The intent to walk with God is not enough. We each are broken individuals that find strength and wisdom from God to live apart from our brokenness, but we make a mistake to believe anything about ourselves other than of our human, broken state before Him. The intention to be a Christian is not where life is found. Living in Him is where true life is found.
I have thought a lot about the question of what is it we might do that would keep us each on a life-filled path--if He is for us, how can we fail? What is our responsibility in NOT making choices which in the moment do not appear to us damaging to ourselves or our loved ones in the long run? Is it just a statistics game like throwing dice, whether or not we really mess-up our life?

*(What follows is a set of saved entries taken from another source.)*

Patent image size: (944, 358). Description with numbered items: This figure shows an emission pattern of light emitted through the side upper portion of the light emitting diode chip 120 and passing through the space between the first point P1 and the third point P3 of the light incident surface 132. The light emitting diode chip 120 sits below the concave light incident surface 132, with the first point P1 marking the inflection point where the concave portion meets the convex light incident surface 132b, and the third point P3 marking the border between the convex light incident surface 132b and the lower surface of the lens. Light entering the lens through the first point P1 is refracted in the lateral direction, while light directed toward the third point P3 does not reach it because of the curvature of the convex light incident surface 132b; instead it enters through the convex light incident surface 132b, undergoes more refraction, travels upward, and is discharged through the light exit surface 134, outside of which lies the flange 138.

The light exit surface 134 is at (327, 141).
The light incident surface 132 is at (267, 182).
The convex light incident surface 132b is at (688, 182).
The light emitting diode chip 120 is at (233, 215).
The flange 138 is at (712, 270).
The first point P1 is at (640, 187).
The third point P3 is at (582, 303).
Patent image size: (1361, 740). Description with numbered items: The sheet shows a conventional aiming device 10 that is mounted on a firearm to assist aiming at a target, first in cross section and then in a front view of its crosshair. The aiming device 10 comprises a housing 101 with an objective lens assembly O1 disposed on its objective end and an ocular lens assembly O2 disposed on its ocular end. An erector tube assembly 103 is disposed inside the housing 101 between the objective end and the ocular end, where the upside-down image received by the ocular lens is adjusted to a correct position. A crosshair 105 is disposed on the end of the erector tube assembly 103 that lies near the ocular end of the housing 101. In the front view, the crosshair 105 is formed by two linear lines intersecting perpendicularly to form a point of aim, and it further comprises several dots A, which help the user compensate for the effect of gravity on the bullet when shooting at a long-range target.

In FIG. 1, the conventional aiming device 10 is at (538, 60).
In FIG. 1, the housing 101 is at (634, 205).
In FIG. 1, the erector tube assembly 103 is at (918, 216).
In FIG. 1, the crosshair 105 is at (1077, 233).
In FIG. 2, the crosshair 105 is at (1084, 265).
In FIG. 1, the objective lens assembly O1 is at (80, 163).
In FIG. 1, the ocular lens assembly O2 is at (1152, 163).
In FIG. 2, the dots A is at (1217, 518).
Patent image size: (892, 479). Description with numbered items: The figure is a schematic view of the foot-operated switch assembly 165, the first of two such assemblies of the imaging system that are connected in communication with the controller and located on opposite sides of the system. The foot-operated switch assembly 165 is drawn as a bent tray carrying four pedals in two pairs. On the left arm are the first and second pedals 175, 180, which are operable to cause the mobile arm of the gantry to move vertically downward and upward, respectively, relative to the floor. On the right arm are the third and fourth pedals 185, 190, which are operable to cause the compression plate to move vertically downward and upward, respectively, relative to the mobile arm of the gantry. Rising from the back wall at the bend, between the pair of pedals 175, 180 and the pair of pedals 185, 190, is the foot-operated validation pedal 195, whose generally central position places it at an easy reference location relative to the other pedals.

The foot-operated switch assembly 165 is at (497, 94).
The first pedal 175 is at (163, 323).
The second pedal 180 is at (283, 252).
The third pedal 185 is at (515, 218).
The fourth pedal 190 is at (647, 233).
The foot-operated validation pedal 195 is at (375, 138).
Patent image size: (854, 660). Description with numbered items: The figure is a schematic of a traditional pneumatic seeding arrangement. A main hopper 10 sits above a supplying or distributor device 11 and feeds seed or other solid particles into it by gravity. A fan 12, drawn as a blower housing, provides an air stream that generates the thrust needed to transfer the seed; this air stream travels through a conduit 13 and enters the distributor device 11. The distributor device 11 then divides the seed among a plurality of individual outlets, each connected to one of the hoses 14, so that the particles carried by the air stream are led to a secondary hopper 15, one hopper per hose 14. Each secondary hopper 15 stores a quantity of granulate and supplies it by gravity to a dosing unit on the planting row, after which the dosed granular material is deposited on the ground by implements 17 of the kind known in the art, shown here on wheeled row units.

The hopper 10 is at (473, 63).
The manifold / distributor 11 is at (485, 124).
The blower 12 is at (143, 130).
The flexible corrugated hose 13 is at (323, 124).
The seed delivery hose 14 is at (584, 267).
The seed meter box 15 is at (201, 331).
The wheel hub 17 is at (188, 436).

I bring no condemnation, just observation to either of the two marriages I mentioned earlier. What keeps us from outcomes such as this? And I mean more than just the pain of divorce. A lifetime is but a breath in terms of eternity; but nonetheless, hours into a day, weeks into a month, years into a decade is much time and many, many decisive moments with life-changing ramifications.
Here’s something that helps, I think:
Simply put, we are our own enemy. We will act selfishly, if we act naturally from within and for the goal of the ever-present sense of “I am…, I need…, I want.”
Antidote? Engage people in your daily life with the heart-set (not just a mind-set) of putting their needs above your own. This takes on different expression if the other person is your spouse, sibling, sibling in Christ, colleague or a sales clerk; yet it is in this attitude, that we learn what it means to rely on the Presence of God. He is opened to us in our thinking and our feeling by this level of reliance.
He desires to teach us deep meanings and provide us significant insights into spiritual truth, which is absolute truth. In actively dying to self is a constant recalibrating, if you will allow the term, of our perception of the world around us. In scripture we find the renewal of the mind of Romans, chapter 12. It is this renewal, we are constantly made aware of our need to function as something greater than our own brokenness.
It is in this God-ordained renewal, that we gain spiritual sight. It is in the spiritual sight, that we can see what needs to be done and avoided in our relationships. Life will not be reduced to a list of do-good choices that guarantee spiritual success. Spiritual success does not exist.
Spiritual life in Christ is lived or mimicked or abandoned by those who speak of it.